Codeforces 365D 贪心+dp

D. Free Market

time limit per test

1 second

memory limit per test

256 megabytes

input

standard input

output

standard output

John Doe has recently found a "Free Market" in his city — that is the place where you can exchange some of your possessions for other things for free.

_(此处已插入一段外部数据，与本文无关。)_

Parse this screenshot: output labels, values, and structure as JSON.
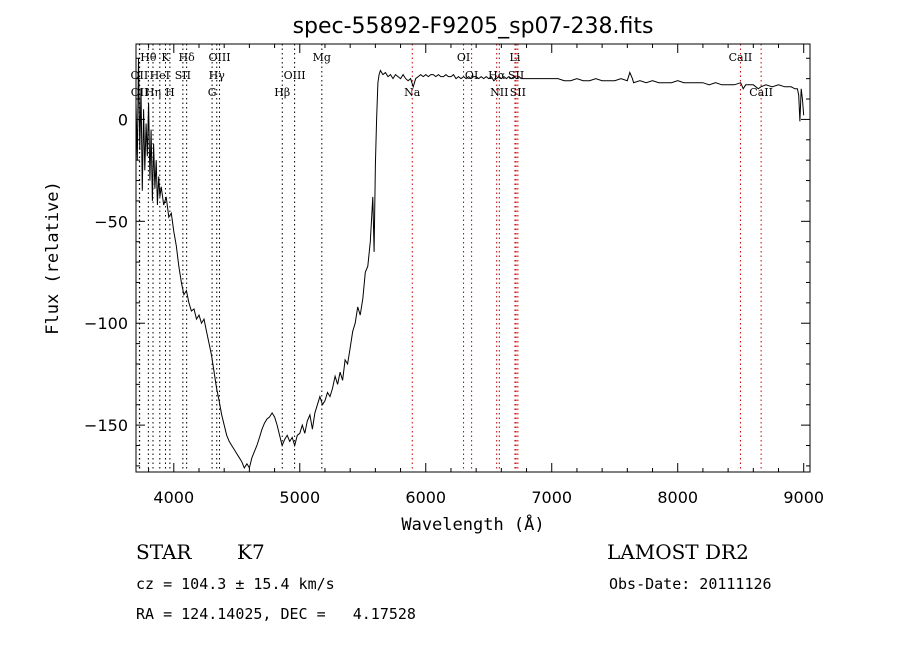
{
  "chart_data": {
    "type": "line",
    "title": "spec-55892-F9205_sp07-238.fits",
    "xlabel": "Wavelength (Å)",
    "ylabel": "Flux (relative)",
    "xlim": [
      3700,
      9050
    ],
    "ylim": [
      -173,
      37
    ],
    "xticks": [
      4000,
      5000,
      6000,
      7000,
      8000,
      9000
    ],
    "yticks": [
      0,
      -50,
      -100,
      -150
    ],
    "grid": false,
    "series": [
      {
        "points": [
          [
            3700,
            8
          ],
          [
            3710,
            -20
          ],
          [
            3720,
            30
          ],
          [
            3730,
            -15
          ],
          [
            3740,
            15
          ],
          [
            3750,
            -35
          ],
          [
            3760,
            5
          ],
          [
            3770,
            -25
          ],
          [
            3780,
            -2
          ],
          [
            3790,
            -18
          ],
          [
            3800,
            8
          ],
          [
            3810,
            -30
          ],
          [
            3820,
            -5
          ],
          [
            3830,
            -40
          ],
          [
            3840,
            -12
          ],
          [
            3850,
            -34
          ],
          [
            3860,
            -20
          ],
          [
            3870,
            -42
          ],
          [
            3880,
            -28
          ],
          [
            3890,
            -38
          ],
          [
            3900,
            -33
          ],
          [
            3920,
            -42
          ],
          [
            3940,
            -38
          ],
          [
            3960,
            -48
          ],
          [
            3980,
            -46
          ],
          [
            4000,
            -55
          ],
          [
            4020,
            -62
          ],
          [
            4040,
            -72
          ],
          [
            4060,
            -80
          ],
          [
            4080,
            -86
          ],
          [
            4100,
            -84
          ],
          [
            4120,
            -90
          ],
          [
            4140,
            -94
          ],
          [
            4160,
            -93
          ],
          [
            4180,
            -98
          ],
          [
            4200,
            -96
          ],
          [
            4220,
            -100
          ],
          [
            4240,
            -98
          ],
          [
            4260,
            -104
          ],
          [
            4280,
            -110
          ],
          [
            4300,
            -116
          ],
          [
            4320,
            -124
          ],
          [
            4340,
            -132
          ],
          [
            4360,
            -138
          ],
          [
            4380,
            -145
          ],
          [
            4400,
            -150
          ],
          [
            4420,
            -155
          ],
          [
            4440,
            -158
          ],
          [
            4460,
            -160
          ],
          [
            4480,
            -162
          ],
          [
            4500,
            -164
          ],
          [
            4520,
            -166
          ],
          [
            4540,
            -168
          ],
          [
            4560,
            -171
          ],
          [
            4580,
            -169
          ],
          [
            4600,
            -171
          ],
          [
            4620,
            -166
          ],
          [
            4640,
            -163
          ],
          [
            4660,
            -160
          ],
          [
            4680,
            -156
          ],
          [
            4700,
            -152
          ],
          [
            4720,
            -149
          ],
          [
            4740,
            -147
          ],
          [
            4760,
            -146
          ],
          [
            4780,
            -144
          ],
          [
            4800,
            -146
          ],
          [
            4820,
            -150
          ],
          [
            4840,
            -155
          ],
          [
            4860,
            -160
          ],
          [
            4880,
            -157
          ],
          [
            4900,
            -155
          ],
          [
            4920,
            -158
          ],
          [
            4940,
            -156
          ],
          [
            4960,
            -160
          ],
          [
            4980,
            -155
          ],
          [
            5000,
            -154
          ],
          [
            5020,
            -150
          ],
          [
            5040,
            -154
          ],
          [
            5060,
            -148
          ],
          [
            5080,
            -145
          ],
          [
            5100,
            -152
          ],
          [
            5120,
            -144
          ],
          [
            5140,
            -140
          ],
          [
            5160,
            -136
          ],
          [
            5180,
            -140
          ],
          [
            5200,
            -138
          ],
          [
            5220,
            -134
          ],
          [
            5240,
            -136
          ],
          [
            5260,
            -132
          ],
          [
            5280,
            -126
          ],
          [
            5300,
            -130
          ],
          [
            5320,
            -124
          ],
          [
            5340,
            -128
          ],
          [
            5360,
            -118
          ],
          [
            5380,
            -120
          ],
          [
            5400,
            -112
          ],
          [
            5420,
            -104
          ],
          [
            5440,
            -100
          ],
          [
            5460,
            -92
          ],
          [
            5480,
            -96
          ],
          [
            5500,
            -88
          ],
          [
            5520,
            -75
          ],
          [
            5540,
            -72
          ],
          [
            5560,
            -60
          ],
          [
            5580,
            -38
          ],
          [
            5590,
            -65
          ],
          [
            5600,
            -22
          ],
          [
            5610,
            0
          ],
          [
            5620,
            18
          ],
          [
            5630,
            22
          ],
          [
            5640,
            24
          ],
          [
            5660,
            22
          ],
          [
            5680,
            23
          ],
          [
            5700,
            21
          ],
          [
            5720,
            22
          ],
          [
            5740,
            20
          ],
          [
            5760,
            22
          ],
          [
            5780,
            21
          ],
          [
            5800,
            20
          ],
          [
            5820,
            22
          ],
          [
            5840,
            20
          ],
          [
            5860,
            19
          ],
          [
            5880,
            20
          ],
          [
            5900,
            16
          ],
          [
            5920,
            20
          ],
          [
            5940,
            21
          ],
          [
            5960,
            22
          ],
          [
            5980,
            21
          ],
          [
            6000,
            22
          ],
          [
            6020,
            21
          ],
          [
            6040,
            22
          ],
          [
            6060,
            22
          ],
          [
            6080,
            21
          ],
          [
            6100,
            22
          ],
          [
            6120,
            21
          ],
          [
            6140,
            21
          ],
          [
            6160,
            22
          ],
          [
            6180,
            21
          ],
          [
            6200,
            21
          ],
          [
            6220,
            22
          ],
          [
            6240,
            20
          ],
          [
            6260,
            21
          ],
          [
            6280,
            20
          ],
          [
            6300,
            21
          ],
          [
            6320,
            20
          ],
          [
            6340,
            21
          ],
          [
            6360,
            20
          ],
          [
            6380,
            21
          ],
          [
            6400,
            21
          ],
          [
            6420,
            20
          ],
          [
            6440,
            21
          ],
          [
            6460,
            20
          ],
          [
            6480,
            21
          ],
          [
            6500,
            20
          ],
          [
            6520,
            21
          ],
          [
            6540,
            19
          ],
          [
            6560,
            20
          ],
          [
            6580,
            21
          ],
          [
            6600,
            20
          ],
          [
            6620,
            21
          ],
          [
            6640,
            20
          ],
          [
            6660,
            21
          ],
          [
            6680,
            20
          ],
          [
            6700,
            21
          ],
          [
            6720,
            20
          ],
          [
            6740,
            21
          ],
          [
            6760,
            20
          ],
          [
            6800,
            20
          ],
          [
            6850,
            20
          ],
          [
            6900,
            20
          ],
          [
            6950,
            20
          ],
          [
            7000,
            20
          ],
          [
            7050,
            20
          ],
          [
            7100,
            19
          ],
          [
            7150,
            19
          ],
          [
            7200,
            20
          ],
          [
            7250,
            19
          ],
          [
            7300,
            19
          ],
          [
            7350,
            20
          ],
          [
            7400,
            19
          ],
          [
            7450,
            19
          ],
          [
            7500,
            19
          ],
          [
            7550,
            20
          ],
          [
            7600,
            19
          ],
          [
            7620,
            23
          ],
          [
            7640,
            20
          ],
          [
            7650,
            18
          ],
          [
            7700,
            19
          ],
          [
            7750,
            18
          ],
          [
            7800,
            19
          ],
          [
            7850,
            18
          ],
          [
            7900,
            18
          ],
          [
            7950,
            18
          ],
          [
            8000,
            19
          ],
          [
            8050,
            18
          ],
          [
            8100,
            18
          ],
          [
            8150,
            18
          ],
          [
            8200,
            18
          ],
          [
            8250,
            17
          ],
          [
            8300,
            18
          ],
          [
            8350,
            17
          ],
          [
            8400,
            17
          ],
          [
            8450,
            17
          ],
          [
            8500,
            18
          ],
          [
            8520,
            15
          ],
          [
            8540,
            17
          ],
          [
            8600,
            17
          ],
          [
            8640,
            15
          ],
          [
            8660,
            16
          ],
          [
            8700,
            17
          ],
          [
            8750,
            16
          ],
          [
            8800,
            17
          ],
          [
            8850,
            16
          ],
          [
            8900,
            16
          ],
          [
            8930,
            15
          ],
          [
            8950,
            15
          ],
          [
            8960,
            12
          ],
          [
            8970,
            -1
          ],
          [
            8980,
            15
          ],
          [
            8990,
            10
          ],
          [
            9000,
            2
          ]
        ]
      }
    ],
    "line_markers": [
      {
        "label": "Hθ",
        "x": 3798,
        "row": 0
      },
      {
        "label": "K",
        "x": 3934,
        "row": 0
      },
      {
        "label": "Hδ",
        "x": 4102,
        "row": 0
      },
      {
        "label": "OIII",
        "x": 4363,
        "row": 0
      },
      {
        "label": "Mg",
        "x": 5175,
        "row": 0
      },
      {
        "label": "OI",
        "x": 6300,
        "row": 0
      },
      {
        "label": "Li",
        "x": 6708,
        "row": 0
      },
      {
        "label": "CaII",
        "x": 8498,
        "row": 0
      },
      {
        "label": "OII",
        "x": 3727,
        "row": 1
      },
      {
        "label": "HeI",
        "x": 3889,
        "row": 1
      },
      {
        "label": "SII",
        "x": 4072,
        "row": 1
      },
      {
        "label": "Hγ",
        "x": 4341,
        "row": 1
      },
      {
        "label": "OIII",
        "x": 4959,
        "row": 1
      },
      {
        "label": "OI",
        "x": 6364,
        "row": 1
      },
      {
        "label": "Hα",
        "x": 6563,
        "row": 1
      },
      {
        "label": "SII",
        "x": 6717,
        "row": 1
      },
      {
        "label": "OII",
        "x": 3729,
        "row": 2
      },
      {
        "label": "Hη",
        "x": 3835,
        "row": 2
      },
      {
        "label": "H",
        "x": 3969,
        "row": 2
      },
      {
        "label": "G",
        "x": 4304,
        "row": 2
      },
      {
        "label": "Hβ",
        "x": 4861,
        "row": 2
      },
      {
        "label": "Na",
        "x": 5893,
        "row": 2
      },
      {
        "label": "NII",
        "x": 6584,
        "row": 2
      },
      {
        "label": "SII",
        "x": 6731,
        "row": 2
      },
      {
        "label": "CaII",
        "x": 8662,
        "row": 2
      }
    ],
    "marker_colors": {
      "red": "#cc0000",
      "black": "#000000"
    }
  },
  "info": {
    "object_class": "STAR",
    "subclass": "K7",
    "survey": "LAMOST DR2",
    "cz": "cz = 104.3 ± 15.4 km/s",
    "obs_date": "Obs-Date: 20111126",
    "coords": "RA = 124.14025, DEC =   4.17528"
  }
}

John knows that his city has n items in total (each item is unique). You can bring any number of items to the market and exchange them for any other one. Note that each item is one of a kind and that means that you cannot exchange set {a, b} for set {v, a}. However, you can always exchange set x for any set y, unless there is item p, such that p occurs in x and p occurs in y.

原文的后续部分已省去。